Description
SEC_E_INTERNAL_ERROR (hex code 0x80090304, decimal -2146893052) is a Windows error-level error code in the Active Directory & Kerberos family. Microsoft surfaces this code through the Win32 API, the Common Language Runtime, the kernel, the event log, PowerShell, command-line tools (sfc, dism, gpupdate, sc), and Windows-side applications such as Outlook, Teams, Office, and System Center.
The Local Security Authority cannot be contacted.
This page documents what triggers 0x80090304, the most common scenarios where it appears, the likely root causes, and a step-by-step troubleshooting workflow you can run against affected endpoints. It is intended for system administrators, MSP technicians, helpdesk engineers, and anyone diagnosing Windows behavior in a managed environment.
In-depth explanation
This is an error-severity code. Windows uses it to signal a failed operation that prevented the caller from completing its work. The underlying cause can range from a permissions or quota issue to a corrupted system component, missing dependency, or unreachable service.

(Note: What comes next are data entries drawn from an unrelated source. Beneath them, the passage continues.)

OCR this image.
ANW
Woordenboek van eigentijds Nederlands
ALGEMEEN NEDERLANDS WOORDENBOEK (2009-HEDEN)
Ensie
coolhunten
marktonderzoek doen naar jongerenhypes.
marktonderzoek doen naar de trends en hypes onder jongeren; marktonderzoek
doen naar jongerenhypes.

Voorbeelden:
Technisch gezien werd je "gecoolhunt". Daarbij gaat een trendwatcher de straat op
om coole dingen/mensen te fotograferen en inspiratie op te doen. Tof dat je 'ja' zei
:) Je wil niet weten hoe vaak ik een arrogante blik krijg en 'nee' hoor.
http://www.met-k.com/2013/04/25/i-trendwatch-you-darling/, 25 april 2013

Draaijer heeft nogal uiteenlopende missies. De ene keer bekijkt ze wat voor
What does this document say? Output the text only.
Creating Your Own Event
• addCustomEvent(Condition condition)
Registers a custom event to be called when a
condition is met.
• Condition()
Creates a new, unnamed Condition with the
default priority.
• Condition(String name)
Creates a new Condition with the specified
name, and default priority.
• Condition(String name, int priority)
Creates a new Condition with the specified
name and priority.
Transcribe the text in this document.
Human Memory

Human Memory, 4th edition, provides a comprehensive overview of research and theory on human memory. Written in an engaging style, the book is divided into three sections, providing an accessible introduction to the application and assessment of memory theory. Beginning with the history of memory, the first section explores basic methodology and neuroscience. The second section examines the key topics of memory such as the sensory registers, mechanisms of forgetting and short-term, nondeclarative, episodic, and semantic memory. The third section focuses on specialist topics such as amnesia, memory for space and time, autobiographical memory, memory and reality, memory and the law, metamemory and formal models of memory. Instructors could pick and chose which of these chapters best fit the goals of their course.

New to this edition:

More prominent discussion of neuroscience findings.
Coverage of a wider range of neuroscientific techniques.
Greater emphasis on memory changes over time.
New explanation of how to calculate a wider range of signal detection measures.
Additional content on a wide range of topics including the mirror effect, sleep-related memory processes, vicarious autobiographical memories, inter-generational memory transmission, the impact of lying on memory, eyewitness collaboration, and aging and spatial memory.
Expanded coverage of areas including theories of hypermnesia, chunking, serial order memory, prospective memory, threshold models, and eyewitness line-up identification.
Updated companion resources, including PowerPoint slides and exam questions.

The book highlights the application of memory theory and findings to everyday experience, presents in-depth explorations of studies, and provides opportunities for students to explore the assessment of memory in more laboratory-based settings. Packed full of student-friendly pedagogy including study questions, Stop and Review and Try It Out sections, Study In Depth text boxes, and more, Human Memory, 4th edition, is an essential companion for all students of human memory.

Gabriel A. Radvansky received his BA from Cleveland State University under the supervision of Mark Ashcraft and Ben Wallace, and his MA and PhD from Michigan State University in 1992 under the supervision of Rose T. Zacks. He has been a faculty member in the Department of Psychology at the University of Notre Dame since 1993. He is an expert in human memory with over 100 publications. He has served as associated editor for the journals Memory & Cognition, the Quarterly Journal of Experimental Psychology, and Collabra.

It is part of the Active Directory / Kerberos / SSPI error space. These codes typically surface in the Security event log, on the client side via Outlook, RDP, file shares, or SQL Server, and on the domain controller side in Netlogon.log and kerberos traces.
The code can be looked up programmatically in PowerShell with [ComponentModel.Win32Exception]::new(-2146893052).Message (for Win32 / NTSTATUS codes that map cleanly), or with net helpmsg <decimal> for the legacy decimal range. For HRESULT-style codes, decode the facility and code with err.exe from the SDK or via the WinDbg !error command.
Common causes
- Time skew between client and DC greater than 5 minutes (Kerberos hard limit).
- Missing or duplicate Service Principal Name (SPN) on the target service account.
- Computer account password out of sync with AD — rejoin the domain or run
nltest /sc_reset. - DNS resolution failing for the DC — verify
_kerberos._tcp.<domain>SRV records. - Trusted root or intermediate CA missing on the client (smartcard / PKINIT scenarios).
Troubleshooting steps
- Verify time sync with
w32tm /query /status— both client and DC must be within 5 minutes of each other. - Check SPNs:
setspn -L <account>on the service account, andsetspn -Xacross the forest to detect duplicates. - Re-establish the secure channel from an affected member:
nltest /sc_verify:<domain>, thennltest /sc_reset:<domain>if needed. - Validate DNS: from the client,
nslookup -type=SRV _kerberos._tcp.<domain>must return reachable DCs. - Capture a network trace with
netsh traceor Wireshark filtered onkerberosto see the exact AS/TGS error code.
Decode in PowerShell
# Decode 0x80090304 (-2146893052) in PowerShell
[ComponentModel.Win32Exception]::new(-2146893052).Message
# Or via WinDbg / err.exe (Windows SDK)
# err 0x80090304
# Or net helpmsg (legacy decimal range only)
# net helpmsg <decimal>Frequently asked questions
What does the Windows error code 0x80090304 mean?
SEC_E_INTERNAL_ERROR (decimal -2146893052). The Local Security Authority cannot be contacted.How do I decode 0x80090304 in PowerShell?
[ComponentModel.Win32Exception]::new(-2146893052).Message in any PowerShell session. For HRESULT-style codes, use err.exe from the Windows SDK or the WinDbg !error command.Where does Windows typically log this error?
%WinDir%\WindowsUpdate.log; AD/Kerberos → Security event log on the DC; BSOD → minidump under C:\Windows\Minidump; MSI → %TEMP%\msi*.log; WMI → Microsoft-Windows-WMI-Activity). Always cross-reference the timestamp and module name with the Application and System event logs.Is this code recoverable?
Should I open a Microsoft support case for this?
Get-WinEvent export ready before opening the case.